Upon a determination by an associated controller that engine operating conditions warrant the introduction of EGR to-the intake manifold, a current signal is transmitted to the coil 130 via electrical connectors 168 to establish magnetic fields "A" and "B", shown in FIG. 8 and 9. The magnetic fields cause an opening force to be exerted on the armature 146 in the direction of the valve stem axis and opposing the bias exerted by the spring 112, and the differential pressure across the valve member 94, in the closing direction. As the force generated by the magnetic fields exceeds the spring bias and differential pressure load, the armature 146 and the attached valve assembly 16 move axially such that the valve member is unseated from valve seat 52, as illustrated in FIG. 3. As the valve opens, exhaust gas flows from the exhaust gas passage 178 through the passage 44 in the EGR base housing 22 to the intake passage 180. Exhaust gas is prevented from escaping the EGR valve 10 by the seal established at the interface of the valve stem passage 80 of the actuator housing member 56 and the valve stem opening 54 in the EGR base housing 22. Simultaneously, passage of exhaust gas from the base assembly 14 to the actuator assembly 18 is blocked by the face seal established between bearing 98 and shoulder 84 and the close tolerance of the valve stem in the bearing opening 100.
The foregoing description of the preferred embodiment of the invention has been presented for the purpose of illustration and description.
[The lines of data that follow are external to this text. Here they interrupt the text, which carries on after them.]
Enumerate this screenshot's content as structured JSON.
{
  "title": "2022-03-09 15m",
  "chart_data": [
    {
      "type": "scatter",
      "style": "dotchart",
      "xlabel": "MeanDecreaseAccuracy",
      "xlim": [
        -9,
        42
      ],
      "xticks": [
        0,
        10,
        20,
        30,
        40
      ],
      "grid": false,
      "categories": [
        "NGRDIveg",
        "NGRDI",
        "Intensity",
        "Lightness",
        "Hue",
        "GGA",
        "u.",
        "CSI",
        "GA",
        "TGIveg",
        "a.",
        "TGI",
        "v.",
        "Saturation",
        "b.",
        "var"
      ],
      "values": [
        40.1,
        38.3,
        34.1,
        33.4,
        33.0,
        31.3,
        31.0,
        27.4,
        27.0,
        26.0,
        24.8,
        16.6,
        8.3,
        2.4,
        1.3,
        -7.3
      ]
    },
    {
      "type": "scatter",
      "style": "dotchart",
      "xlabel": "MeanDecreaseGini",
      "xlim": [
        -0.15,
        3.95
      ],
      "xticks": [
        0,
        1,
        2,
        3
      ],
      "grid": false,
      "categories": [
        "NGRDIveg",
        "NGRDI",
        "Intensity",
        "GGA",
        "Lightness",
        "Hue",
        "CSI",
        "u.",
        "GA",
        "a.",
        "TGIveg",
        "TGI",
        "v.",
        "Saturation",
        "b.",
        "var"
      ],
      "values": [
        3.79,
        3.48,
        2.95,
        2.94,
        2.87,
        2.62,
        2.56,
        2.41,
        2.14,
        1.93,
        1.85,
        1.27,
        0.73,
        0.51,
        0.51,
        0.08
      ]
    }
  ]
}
It is not intended to be exhaustive nor is intended to limit the invention to the precise form disclosed. It will be apparent to those skilled in the art that the disclosed embodiments may be modified in light of the above teachings. The embodiments described are chosen to provide an illustration of the principles of the invention and its practical application to thereby enable one of ordinary skill in the art to utilize the invention in various embodiments and with various modifications as are suited to the particular use contemplated. Therefore, the foregoing description is to be considered exemplary, rather than limiting, and the true scope of the invention is that described in the following claims.